Korrektur WF-Beitrag Wien - Austritte im Jahr 2025 mit UEL ins Folgejahr 2026
Ausgangslage Version 2.26.1.0
Bei Austritten im Jahr 2025, bei denen eine Urlaubsersatzleistung (UEL) noch ins Folgejahr (Jänner 2026) wirkt, wurde der WF-Zuschlag Wien noch nicht berücksichtigt.
Beispiel
- Austritt: 31.12.2025
- Laufende UEL: EUR 3.000,00
- Noch nicht fällige Beiträge im Jänner: EUR 1.171,50

Am Lohnjournal und am Buchungsbeleg wurde der Wert „noch nicht fällige Beiträge“ falsch gebildet, weil der Zuschlag (Z14) gefehlt hat.
Lohnjournal Dezember 2025

Buchungsbeleg Dezember 2025

Auch im Jänner 2026 wird die Urlaubsersatzleistung ohne Zuschlag WF-Beitrag Wien berechnet.

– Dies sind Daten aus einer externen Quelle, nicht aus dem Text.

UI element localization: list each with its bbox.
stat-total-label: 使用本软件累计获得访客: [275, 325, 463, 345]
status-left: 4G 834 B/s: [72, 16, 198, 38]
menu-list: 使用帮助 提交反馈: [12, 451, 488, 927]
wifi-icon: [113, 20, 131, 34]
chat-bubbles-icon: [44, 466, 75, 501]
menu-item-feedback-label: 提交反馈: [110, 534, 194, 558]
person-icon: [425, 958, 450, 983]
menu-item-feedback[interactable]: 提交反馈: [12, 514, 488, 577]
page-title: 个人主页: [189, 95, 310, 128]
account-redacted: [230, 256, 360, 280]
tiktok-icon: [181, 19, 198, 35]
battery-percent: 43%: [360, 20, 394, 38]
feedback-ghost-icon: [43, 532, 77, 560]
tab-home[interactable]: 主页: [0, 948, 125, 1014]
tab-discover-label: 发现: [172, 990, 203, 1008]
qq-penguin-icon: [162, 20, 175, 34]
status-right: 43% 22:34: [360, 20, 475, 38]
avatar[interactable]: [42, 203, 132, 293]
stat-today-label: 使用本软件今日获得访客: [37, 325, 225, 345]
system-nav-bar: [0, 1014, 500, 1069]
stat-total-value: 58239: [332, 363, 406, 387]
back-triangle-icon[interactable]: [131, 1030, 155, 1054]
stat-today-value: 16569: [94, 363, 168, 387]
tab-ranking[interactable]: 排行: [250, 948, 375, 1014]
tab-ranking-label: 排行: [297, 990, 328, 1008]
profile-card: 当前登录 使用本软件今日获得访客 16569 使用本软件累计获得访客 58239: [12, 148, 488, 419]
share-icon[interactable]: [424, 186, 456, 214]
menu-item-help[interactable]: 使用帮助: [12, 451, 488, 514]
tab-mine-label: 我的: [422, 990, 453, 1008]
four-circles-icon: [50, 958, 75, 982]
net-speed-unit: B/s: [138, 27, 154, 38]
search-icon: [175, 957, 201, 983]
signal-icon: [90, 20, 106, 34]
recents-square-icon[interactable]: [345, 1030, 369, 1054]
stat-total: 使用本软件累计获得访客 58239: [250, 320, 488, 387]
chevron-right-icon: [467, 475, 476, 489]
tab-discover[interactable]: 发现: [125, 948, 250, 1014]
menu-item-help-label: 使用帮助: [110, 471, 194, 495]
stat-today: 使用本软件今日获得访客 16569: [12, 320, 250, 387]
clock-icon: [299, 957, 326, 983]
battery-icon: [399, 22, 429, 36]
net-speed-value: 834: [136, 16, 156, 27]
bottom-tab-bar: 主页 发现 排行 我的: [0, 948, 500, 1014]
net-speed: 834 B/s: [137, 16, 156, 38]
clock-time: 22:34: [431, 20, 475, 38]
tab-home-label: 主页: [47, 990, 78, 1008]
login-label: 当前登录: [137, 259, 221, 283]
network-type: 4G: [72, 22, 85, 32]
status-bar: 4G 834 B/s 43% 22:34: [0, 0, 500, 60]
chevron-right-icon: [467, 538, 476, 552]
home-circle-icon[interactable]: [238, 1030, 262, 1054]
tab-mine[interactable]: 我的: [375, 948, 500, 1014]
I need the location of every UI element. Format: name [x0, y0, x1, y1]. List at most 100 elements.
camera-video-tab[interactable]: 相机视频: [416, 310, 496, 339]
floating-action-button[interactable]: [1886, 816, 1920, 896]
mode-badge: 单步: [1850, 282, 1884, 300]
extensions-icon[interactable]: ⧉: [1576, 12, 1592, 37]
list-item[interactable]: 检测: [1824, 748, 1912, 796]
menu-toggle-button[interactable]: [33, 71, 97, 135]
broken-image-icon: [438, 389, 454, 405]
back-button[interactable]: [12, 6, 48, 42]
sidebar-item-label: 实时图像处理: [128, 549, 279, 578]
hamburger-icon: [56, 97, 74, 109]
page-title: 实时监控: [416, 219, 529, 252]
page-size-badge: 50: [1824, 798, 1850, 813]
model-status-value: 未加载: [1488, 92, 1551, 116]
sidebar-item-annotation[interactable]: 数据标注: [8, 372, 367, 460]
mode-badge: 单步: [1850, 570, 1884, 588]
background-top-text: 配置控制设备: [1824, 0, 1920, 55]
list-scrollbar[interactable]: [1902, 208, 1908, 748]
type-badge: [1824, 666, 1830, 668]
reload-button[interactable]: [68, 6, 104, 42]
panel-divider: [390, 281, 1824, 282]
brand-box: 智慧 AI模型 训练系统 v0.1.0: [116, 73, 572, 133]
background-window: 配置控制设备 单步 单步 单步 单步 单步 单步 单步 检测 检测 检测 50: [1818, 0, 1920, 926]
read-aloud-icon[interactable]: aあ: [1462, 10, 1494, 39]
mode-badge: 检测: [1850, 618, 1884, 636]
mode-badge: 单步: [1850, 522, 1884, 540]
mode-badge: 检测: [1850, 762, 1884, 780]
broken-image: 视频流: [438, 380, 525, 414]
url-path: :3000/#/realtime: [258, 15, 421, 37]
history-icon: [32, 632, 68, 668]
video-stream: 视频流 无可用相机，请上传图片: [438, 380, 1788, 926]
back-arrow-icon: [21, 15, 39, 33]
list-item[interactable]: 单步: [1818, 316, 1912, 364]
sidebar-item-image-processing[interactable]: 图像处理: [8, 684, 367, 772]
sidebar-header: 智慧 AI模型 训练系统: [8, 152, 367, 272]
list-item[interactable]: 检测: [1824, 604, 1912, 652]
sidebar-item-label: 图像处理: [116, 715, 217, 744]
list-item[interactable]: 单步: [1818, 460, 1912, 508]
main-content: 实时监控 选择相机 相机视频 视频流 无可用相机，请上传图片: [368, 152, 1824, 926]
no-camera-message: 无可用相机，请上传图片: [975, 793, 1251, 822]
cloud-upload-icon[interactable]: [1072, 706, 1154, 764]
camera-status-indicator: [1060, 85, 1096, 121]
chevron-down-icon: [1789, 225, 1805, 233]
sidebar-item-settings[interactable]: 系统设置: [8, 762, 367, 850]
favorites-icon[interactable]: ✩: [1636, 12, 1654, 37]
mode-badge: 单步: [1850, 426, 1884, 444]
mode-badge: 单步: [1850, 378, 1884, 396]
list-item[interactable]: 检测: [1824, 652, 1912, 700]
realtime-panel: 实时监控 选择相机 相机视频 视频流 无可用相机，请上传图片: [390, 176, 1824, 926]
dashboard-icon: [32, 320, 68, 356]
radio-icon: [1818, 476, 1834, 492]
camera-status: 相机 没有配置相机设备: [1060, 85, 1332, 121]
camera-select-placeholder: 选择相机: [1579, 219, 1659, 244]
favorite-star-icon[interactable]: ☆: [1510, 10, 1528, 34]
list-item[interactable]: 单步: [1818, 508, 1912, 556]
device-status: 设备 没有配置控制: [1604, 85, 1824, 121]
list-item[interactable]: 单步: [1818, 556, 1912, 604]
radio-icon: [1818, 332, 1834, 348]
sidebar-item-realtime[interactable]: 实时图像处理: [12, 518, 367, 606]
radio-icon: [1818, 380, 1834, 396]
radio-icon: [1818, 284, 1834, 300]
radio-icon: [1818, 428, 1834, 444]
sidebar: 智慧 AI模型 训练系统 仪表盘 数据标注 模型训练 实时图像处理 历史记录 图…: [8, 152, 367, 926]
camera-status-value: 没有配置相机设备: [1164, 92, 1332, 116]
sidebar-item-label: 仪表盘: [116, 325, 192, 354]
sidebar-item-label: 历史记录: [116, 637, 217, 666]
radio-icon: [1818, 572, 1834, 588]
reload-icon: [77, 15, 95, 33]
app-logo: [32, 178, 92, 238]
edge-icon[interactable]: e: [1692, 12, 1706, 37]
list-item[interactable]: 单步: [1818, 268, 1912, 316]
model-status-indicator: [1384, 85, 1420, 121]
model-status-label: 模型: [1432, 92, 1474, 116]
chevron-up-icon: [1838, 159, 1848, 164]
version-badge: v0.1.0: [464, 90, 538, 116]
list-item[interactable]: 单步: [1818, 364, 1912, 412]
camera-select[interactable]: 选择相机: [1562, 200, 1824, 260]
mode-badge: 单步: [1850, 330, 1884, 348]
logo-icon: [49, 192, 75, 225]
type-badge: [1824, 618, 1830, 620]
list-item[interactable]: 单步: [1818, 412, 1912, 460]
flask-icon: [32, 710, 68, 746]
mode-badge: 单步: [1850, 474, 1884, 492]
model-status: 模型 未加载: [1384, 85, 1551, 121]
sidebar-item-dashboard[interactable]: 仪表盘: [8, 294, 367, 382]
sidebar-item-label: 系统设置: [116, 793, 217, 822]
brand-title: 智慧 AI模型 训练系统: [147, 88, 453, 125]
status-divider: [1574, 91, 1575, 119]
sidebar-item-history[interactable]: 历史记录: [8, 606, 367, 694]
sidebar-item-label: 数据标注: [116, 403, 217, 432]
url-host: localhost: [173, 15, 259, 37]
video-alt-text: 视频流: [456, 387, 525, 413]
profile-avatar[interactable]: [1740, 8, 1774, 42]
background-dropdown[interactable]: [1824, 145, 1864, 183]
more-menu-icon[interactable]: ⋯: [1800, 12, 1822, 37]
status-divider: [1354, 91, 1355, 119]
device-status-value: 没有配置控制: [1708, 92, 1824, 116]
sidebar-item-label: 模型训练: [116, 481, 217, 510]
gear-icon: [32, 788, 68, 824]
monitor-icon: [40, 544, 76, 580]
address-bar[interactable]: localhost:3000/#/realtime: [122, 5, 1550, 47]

Der mBGM wird ohne Zuschlag Z14 WF-Beitrag Wien erstellt.

Hinweis
Ob der mBGM für Jänner 2026 storniert werden muss, hängt davon ab, ob dieser bereits an die ÖGK übermittelt wurde. Wenn Auswertungen oder Überweisungen bereits weitergegeben wurden, verändern sich diese durch die Korrektur ebenfalls.
Vorgehensweise nach Update auf Version 2.26.2.0
Korrektur im Klientenjahr 2025
Die fehlende Berücksichtigung des Zuschlags muss im Austrittsjahr nachgezogen werden.
- Im Klientenjahr 2025 eine Aufrollung durchführen
- Die Aufrollung erfolgt im Monat 13, und zwar in den Austrittsmonat (meistens Dezember).
- Im Bereich Ersatzleistung (UE) die Option Zuschlag WF Wien ab 2026 setzen

Im 13. Monat entstehen dadurch höhere Abgaben und ein negativer Auszahlungsbetrag. Da der Dienstnehmer bereits ausgetreten ist, besteht meist keine Möglichkeit, diesen negativen Betrag vom Dienstnehmer rückzufordern.
Korrektur im Klientenjahr 2026
Die Werte für Jänner 2026 müssen nach der Korrektur neu und korrekt aufgebaut werden.
Wichtig vorab: Eine Aufrollung funktioniert hier nicht.
- Dienstnehmer im Jahr 2026 komplett löschen (Abrechnung / Löschung Stammdaten.
- Dienstnehmer anschließend neu aus dem Jahr 2025 übernehmen. (erneute Jahresübernahme)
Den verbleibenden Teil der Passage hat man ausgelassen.